Using existing NLP pre-trained encoders like BERT, RoBERTa

Question

Using existing NLP pre-trained encoders like BERT, RoBERTa

BogdanDidenko opened this issue 5 years ago · comments

What do you think about combining your architecture with existing pre-trained encoders? Can BERT as an prior_encoder help achieve the better results?

Raphael Shu · Answer 1 · Wed Nov 27 2019 08:25:11 GMT+0800 (China Standard Time)

@BogdanDidenko Improving the prior is a promising approach. Here is a figure shows that the BLEU score goes up monotonically when improving the quality of the prior. (It shows the interpolation between p(z|x) and q(z|x,y) )
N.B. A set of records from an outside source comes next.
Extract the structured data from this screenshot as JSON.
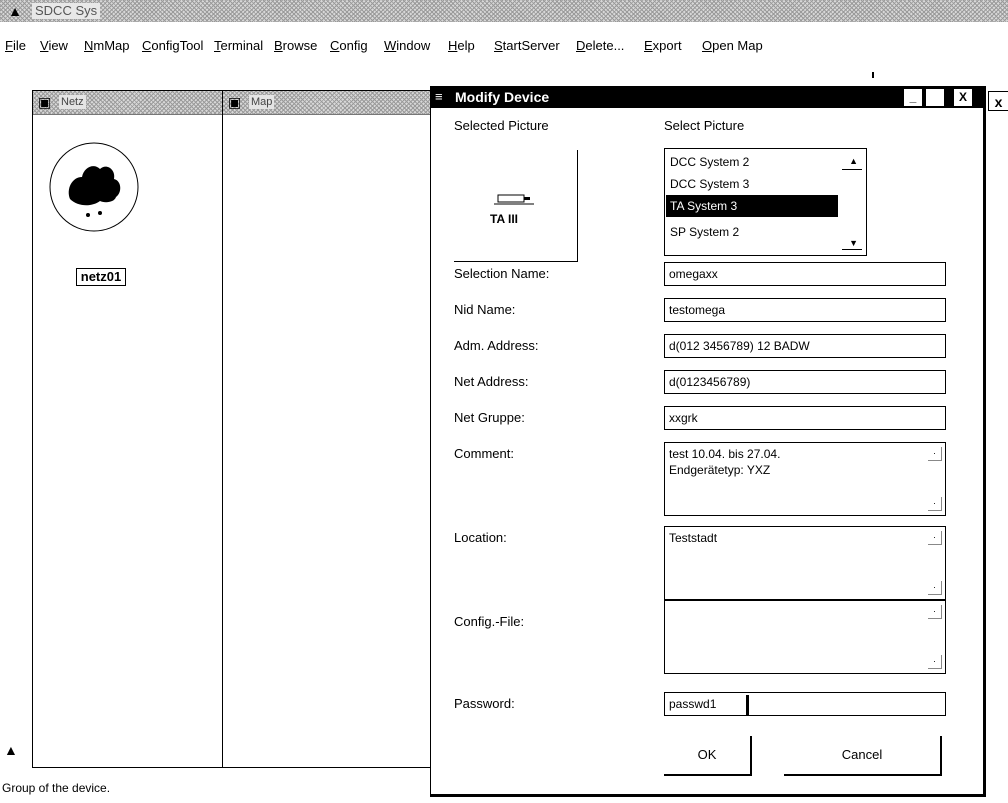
{
  "app": {
    "title": "SDCC Sys"
  },
  "menu": [
    "File",
    "View",
    "NmMap",
    "ConfigTool",
    "Terminal",
    "Browse",
    "Config",
    "Window",
    "Help",
    "StartServer",
    "Delete...",
    "Export",
    "Open Map"
  ],
  "windows": {
    "net": {
      "title": "Netz",
      "node_label": "netz01"
    },
    "map": {
      "title": "Map"
    }
  },
  "dialog": {
    "title": "Modify Device",
    "selected_picture_label": "Selected Picture",
    "select_picture_label": "Select Picture",
    "picture_caption": "TA III",
    "picture_options": [
      "DCC System 2",
      "DCC System 3",
      "TA System 3",
      "SP System 2"
    ],
    "picture_selected": "TA System 3",
    "fields": {
      "selection_name": {
        "label": "Selection Name:",
        "value": "omegaxx"
      },
      "nid_name": {
        "label": "Nid Name:",
        "value": "testomega"
      },
      "adm_address": {
        "label": "Adm. Address:",
        "value": "d(012 3456789) 12 BADW"
      },
      "net_address": {
        "label": "Net Address:",
        "value": "d(0123456789)"
      },
      "net_gruppe": {
        "label": "Net Gruppe:",
        "value": "xxgrk"
      },
      "comment": {
        "label": "Comment:",
        "line1": "test 10.04. bis 27.04.",
        "line2": "Endgerätetyp: YXZ"
      },
      "location": {
        "label": "Location:",
        "value": "Teststadt"
      },
      "config_file": {
        "label": "Config.-File:",
        "value": ""
      },
      "password": {
        "label": "Password:",
        "value": "passwd1"
      }
    },
    "buttons": {
      "ok": "OK",
      "cancel": "Cancel"
    },
    "controls": {
      "minimize": "_",
      "maximize": "",
      "close": "X"
    }
  },
  "status": {
    "text": "Group of the device."
  },
  "icons": [
    "app-logo-icon",
    "net-window-icon",
    "map-window-icon",
    "network-cloud-icon",
    "device-picture-icon",
    "tool-icon",
    "dialog-menu-icon"
  ]
}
I'm not sure whether BERT is able to do the job, but it is a promising thing to investigate. If it works in autoregressive models, it shall also work in non-autoregressive models somehow.

Bogdan Didenko · Answer 2 · Wed Nov 27 2019 19:12:39 GMT+0800 (China Standard Time)

Yes, it's interesting research area. In my experience with BERT and autoregressive transformer decoder I achieve ~10% quality improvement in my seq2seq task(with RoBERTa this result even better). But I use some tricks and hard to say how it's will work with proposed approach.